Baum, ressam Max Arthur Stremel ile birlikte yaptığı Paris gezisi sırasında Claude Monet , Camille Jacob Pissarro ve Alfred Sisley'nin eserleriyle tanıştı. Üç ressamın resim stili ona giderek daha fazla ilham verdi. Bavyera'dan Knogge şehrinde Flanders'a taşındı ve burada Pissaro'yu şahsen tanıdı.Knogge'dan sonra Hollanda'nın Zeeland eyaletindeki Sint Anna ter Muiden yerleşim yeri uzun süre onun evi oldu. Her iki bölgeden yaptığı manzaralar en önemli eserleri arasındadır. Örneğin, "Karda Flaman çiftlik evleri", "Sint Anne ter Muiden -" Weiden am Bach "," Hollanda'da köy caddesi "ve" Hollanda kanalındaki yoğun ağaç bahçeleri ". Hollanda'da kalışı çeşitli gezilerle kesintiye uğradı, örneğin güney Fransa, Türkiye ve İtalya'ya.Dört yıl Toskana'da, bir yıl Roma'da kaldı.I.Dünya Savaşı'nın başlamasından sonra Almanya'ya dönen Paul Baum, Dresden'de profesör oldu. Sanat Akademisi çok meşguldü, onu sadece bir yıl orada tuttu, ardından Schwalm'da kaldı, Kassel ve Marburg zatürreden öldü.
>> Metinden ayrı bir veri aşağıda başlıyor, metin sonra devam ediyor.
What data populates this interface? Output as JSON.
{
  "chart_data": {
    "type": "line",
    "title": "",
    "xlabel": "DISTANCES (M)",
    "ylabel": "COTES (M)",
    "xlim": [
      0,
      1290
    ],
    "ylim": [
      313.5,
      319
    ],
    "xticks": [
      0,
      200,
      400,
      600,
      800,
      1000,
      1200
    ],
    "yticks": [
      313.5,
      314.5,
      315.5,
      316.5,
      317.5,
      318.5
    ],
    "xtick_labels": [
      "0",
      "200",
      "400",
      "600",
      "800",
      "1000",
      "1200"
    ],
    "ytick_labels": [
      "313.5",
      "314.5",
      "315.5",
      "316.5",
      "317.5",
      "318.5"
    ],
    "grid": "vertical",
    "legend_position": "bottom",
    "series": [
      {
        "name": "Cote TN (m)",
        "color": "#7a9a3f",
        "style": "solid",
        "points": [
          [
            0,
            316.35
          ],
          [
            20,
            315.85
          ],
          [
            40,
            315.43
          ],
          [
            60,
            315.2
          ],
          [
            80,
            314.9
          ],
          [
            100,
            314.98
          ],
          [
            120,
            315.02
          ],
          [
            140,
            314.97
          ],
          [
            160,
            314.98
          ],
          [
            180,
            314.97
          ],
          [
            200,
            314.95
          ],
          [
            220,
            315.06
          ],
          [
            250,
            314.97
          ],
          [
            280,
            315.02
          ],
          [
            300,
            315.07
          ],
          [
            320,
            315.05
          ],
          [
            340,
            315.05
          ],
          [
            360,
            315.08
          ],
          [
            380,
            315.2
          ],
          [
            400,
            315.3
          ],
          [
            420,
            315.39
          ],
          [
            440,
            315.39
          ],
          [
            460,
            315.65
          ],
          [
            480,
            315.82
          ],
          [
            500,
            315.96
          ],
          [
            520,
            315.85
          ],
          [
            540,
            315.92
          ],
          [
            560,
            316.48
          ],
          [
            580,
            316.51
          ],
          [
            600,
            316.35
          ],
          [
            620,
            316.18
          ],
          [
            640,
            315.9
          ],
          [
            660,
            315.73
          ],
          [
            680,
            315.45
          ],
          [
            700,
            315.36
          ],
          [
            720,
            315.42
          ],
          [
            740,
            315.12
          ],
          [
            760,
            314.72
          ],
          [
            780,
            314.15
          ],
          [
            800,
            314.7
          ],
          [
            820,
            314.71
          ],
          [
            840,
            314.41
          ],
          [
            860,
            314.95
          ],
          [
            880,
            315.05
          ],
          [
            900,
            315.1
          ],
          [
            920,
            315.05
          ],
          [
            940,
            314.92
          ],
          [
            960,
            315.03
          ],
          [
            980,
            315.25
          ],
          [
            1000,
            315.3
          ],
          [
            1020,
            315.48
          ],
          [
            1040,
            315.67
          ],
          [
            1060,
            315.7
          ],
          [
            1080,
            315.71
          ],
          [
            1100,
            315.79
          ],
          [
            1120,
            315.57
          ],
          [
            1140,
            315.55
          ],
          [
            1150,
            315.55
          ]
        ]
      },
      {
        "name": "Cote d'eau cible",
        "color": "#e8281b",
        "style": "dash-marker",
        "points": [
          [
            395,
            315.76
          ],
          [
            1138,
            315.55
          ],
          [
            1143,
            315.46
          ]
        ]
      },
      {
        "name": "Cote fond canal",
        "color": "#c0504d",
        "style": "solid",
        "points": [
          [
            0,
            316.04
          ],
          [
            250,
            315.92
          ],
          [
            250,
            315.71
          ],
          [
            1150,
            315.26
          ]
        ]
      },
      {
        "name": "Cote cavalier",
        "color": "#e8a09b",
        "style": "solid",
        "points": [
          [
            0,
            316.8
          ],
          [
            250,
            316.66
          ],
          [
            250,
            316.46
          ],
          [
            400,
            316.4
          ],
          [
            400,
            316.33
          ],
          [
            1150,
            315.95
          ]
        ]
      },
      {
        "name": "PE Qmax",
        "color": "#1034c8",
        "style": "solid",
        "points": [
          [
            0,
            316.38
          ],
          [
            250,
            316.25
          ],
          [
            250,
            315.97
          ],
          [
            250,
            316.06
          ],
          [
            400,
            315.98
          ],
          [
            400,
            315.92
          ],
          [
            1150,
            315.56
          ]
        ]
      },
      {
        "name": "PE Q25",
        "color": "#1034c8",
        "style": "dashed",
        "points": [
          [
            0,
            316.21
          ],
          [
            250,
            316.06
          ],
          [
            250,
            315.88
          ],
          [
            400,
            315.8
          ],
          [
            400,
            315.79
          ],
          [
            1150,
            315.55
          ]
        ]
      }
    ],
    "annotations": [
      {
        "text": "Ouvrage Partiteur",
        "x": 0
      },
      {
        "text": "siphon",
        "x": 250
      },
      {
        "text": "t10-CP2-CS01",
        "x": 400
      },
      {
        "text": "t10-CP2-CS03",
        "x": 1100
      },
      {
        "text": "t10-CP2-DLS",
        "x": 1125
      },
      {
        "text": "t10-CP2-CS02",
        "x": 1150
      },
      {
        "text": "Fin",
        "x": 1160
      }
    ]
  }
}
Paul Berg, Alman izlenimciliğinin çok önemli bir temsilcisiydi. Yağlıboya tabloları, parlak ve samimi renkler ve noktacılık olarak da bilinen virgül veya nokta şeklindeki fırça darbeleri nedeniyle özellikle dikkat çekicidir. Sadece yağlı boya tablolar değil, aynı zamanda suluboyalar, çizimler ve litografiler de yarattı. Diğer şeylerin yanı sıra, Marburg Üniversitesi'nden yaşam değeri nedeniyle fahri doktora aldı.